Hispanic Heritage Month is nationally celebrated during the month of October. According to the U.S. Department of Education, Hispanics make up eight percent of those awarded with certificates and degrees in STEM programs and less than two percent of the STEM workforce consists of people from Hispanic origin. Although the Hispanic heritage is considered underrepresented in STEM programs, many people of Hispanic descent are making waves in the fields of science, technology, engineering and mathematics such as Helen Ocho the first Hispanic female astronaut or Mario Mollina a renowned chemist. During the month of October the UA EcoCAR 3 team had the honor of highlighting the career of an esteemed STEM legend, Dr. José Hernández-Rebollar.
Hernández-Rebollar was born in Puebla, Mexico in 1969. He received his undergraduate degree in electronics from Benemérita Universidad Autónoma de Puebla in 1993 and his masters in electronics engineering from Instituto Nacional de Astrofísica, Optica y Electrónica in 1997. In 1998 Hernández-Rebollar came to the U.S. as a Fulbright scholar at George Washington University in Washington, D.C. At George Washington, he majored in signals and systems, minoring in micro-electro-mechanical systems (MEMS) and bioelectronics. He earned his Ph.D. in Science in Electrical Engineering from George Washington in 2003.

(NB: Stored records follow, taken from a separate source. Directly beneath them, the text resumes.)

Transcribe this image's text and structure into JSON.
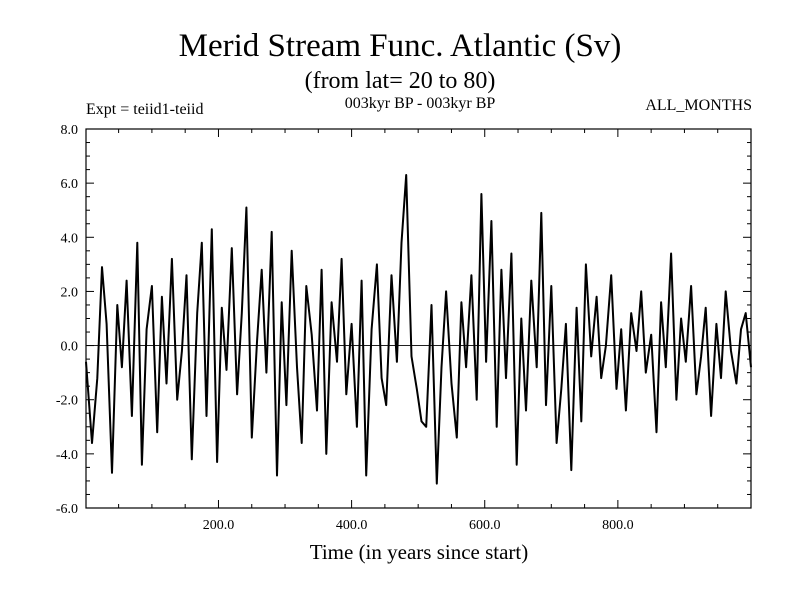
{
  "header": {
    "title": "Merid Stream Func. Atlantic (Sv)",
    "subtitle": "(from lat= 20 to 80)",
    "expt": "Expt = teiid1-teiid",
    "period": "003kyr BP - 003kyr BP",
    "months": "ALL_MONTHS"
  },
  "chart_data": {
    "type": "line",
    "title": "Merid Stream Func. Atlantic (Sv)",
    "xlabel": "Time (in years since start)",
    "ylabel": "",
    "xlim": [
      1,
      1000
    ],
    "ylim": [
      -6.0,
      8.0
    ],
    "x_ticks": [
      200,
      400,
      600,
      800
    ],
    "x_tick_labels": [
      "200.0",
      "400.0",
      "600.0",
      "800.0"
    ],
    "y_ticks": [
      -6,
      -4,
      -2,
      0,
      2,
      4,
      6,
      8
    ],
    "y_tick_labels": [
      "-6.0",
      "-4.0",
      "-2.0",
      "0.0",
      "2.0",
      "4.0",
      "6.0",
      "8.0"
    ],
    "zero_line": true,
    "grid": false,
    "series": [
      {
        "color": "#000000",
        "x": [
          1,
          10,
          18,
          25,
          32,
          40,
          48,
          55,
          62,
          70,
          78,
          85,
          92,
          100,
          108,
          115,
          122,
          130,
          138,
          145,
          152,
          160,
          168,
          175,
          182,
          190,
          198,
          205,
          212,
          220,
          228,
          235,
          242,
          250,
          258,
          265,
          272,
          280,
          288,
          295,
          302,
          310,
          318,
          325,
          332,
          340,
          348,
          355,
          362,
          370,
          378,
          385,
          392,
          400,
          408,
          415,
          422,
          430,
          438,
          445,
          452,
          460,
          468,
          475,
          482,
          490,
          498,
          505,
          512,
          520,
          528,
          535,
          542,
          550,
          558,
          565,
          572,
          580,
          588,
          595,
          602,
          610,
          618,
          625,
          632,
          640,
          648,
          655,
          662,
          670,
          678,
          685,
          692,
          700,
          708,
          715,
          722,
          730,
          738,
          745,
          752,
          760,
          768,
          775,
          782,
          790,
          798,
          805,
          812,
          820,
          828,
          835,
          842,
          850,
          858,
          865,
          872,
          880,
          888,
          895,
          902,
          910,
          918,
          925,
          932,
          940,
          948,
          955,
          962,
          970,
          978,
          985,
          992,
          1000
        ],
        "values": [
          -0.6,
          -3.6,
          -1.2,
          2.9,
          0.8,
          -4.7,
          1.5,
          -0.8,
          2.4,
          -2.6,
          3.8,
          -4.4,
          0.6,
          2.2,
          -3.2,
          1.8,
          -1.4,
          3.2,
          -2.0,
          -0.2,
          2.6,
          -4.2,
          1.2,
          3.8,
          -2.6,
          4.3,
          -4.3,
          1.4,
          -0.9,
          3.6,
          -1.8,
          1.2,
          5.1,
          -3.4,
          0.2,
          2.8,
          -1.0,
          4.2,
          -4.8,
          1.6,
          -2.2,
          3.5,
          -0.8,
          -3.6,
          2.2,
          0.4,
          -2.4,
          2.8,
          -4.0,
          1.6,
          -0.6,
          3.2,
          -1.8,
          0.8,
          -3.0,
          2.4,
          -4.8,
          0.6,
          3.0,
          -1.2,
          -2.2,
          2.6,
          -0.6,
          3.8,
          6.3,
          -0.4,
          -1.6,
          -2.8,
          -3.0,
          1.5,
          -5.1,
          -0.8,
          2.0,
          -1.4,
          -3.4,
          1.6,
          -0.8,
          2.6,
          -2.0,
          5.6,
          -0.6,
          4.6,
          -3.0,
          2.8,
          -1.2,
          3.4,
          -4.4,
          1.0,
          -2.4,
          2.4,
          -0.8,
          4.9,
          -2.2,
          2.2,
          -3.6,
          -1.6,
          0.8,
          -4.6,
          1.4,
          -2.8,
          3.0,
          -0.4,
          1.8,
          -1.2,
          0.0,
          2.6,
          -1.6,
          0.6,
          -2.4,
          1.2,
          -0.2,
          2.0,
          -1.0,
          0.4,
          -3.2,
          1.6,
          -0.8,
          3.4,
          -2.0,
          1.0,
          -0.6,
          2.2,
          -1.8,
          -0.4,
          1.4,
          -2.6,
          0.8,
          -1.2,
          2.0,
          -0.2,
          -1.4,
          0.6,
          1.2,
          -0.8
        ]
      }
    ]
  }
}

While studying at George Washington he received funding for researching and inventing a program to turn sign language into spoken word. By 2003, he created the AcceleGlove. The AcceleGlove translate movements from American Sign Language to spoken words. The AcceleGlove is a glove, placed and strapped onto the arm. By analyzing signals from the hands movement, orientation and position, the system recognizes the sign and speaks the corresponding word.

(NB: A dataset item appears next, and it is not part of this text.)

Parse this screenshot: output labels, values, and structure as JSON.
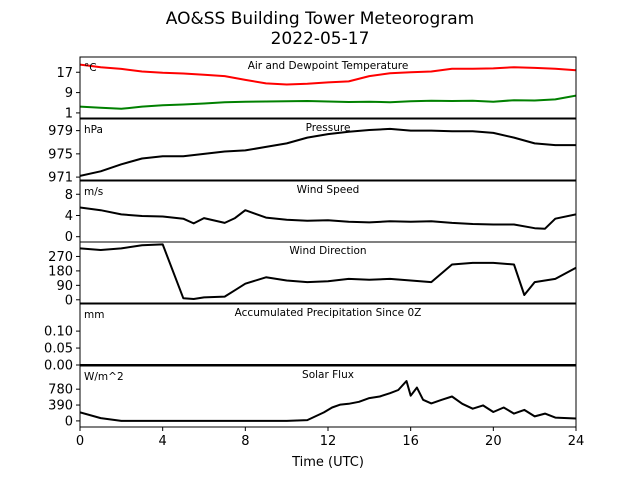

Since 2003, the use of AcceleGlove has expanded. Along with vocalizing sign language, the glove now helps soldiers communicate silently in the field. The glove could connect a soldier or team to a support drone which would facilitate silent commands between the two. This interaction would allow the soldier to direct the drone to stay high or low or to move a certain way to avoid gunfire.
With countless uses, the AcceleGlove helped open the door to a new generation of communication. Hernández-Rebollar’s invention currently assists over 26 million Americans who are hearing impaired and is even being used in other fields. As a team, UA EcoCAR 3 salutes Mr. Hernandez-Rebollar for his efforts and contributions to society.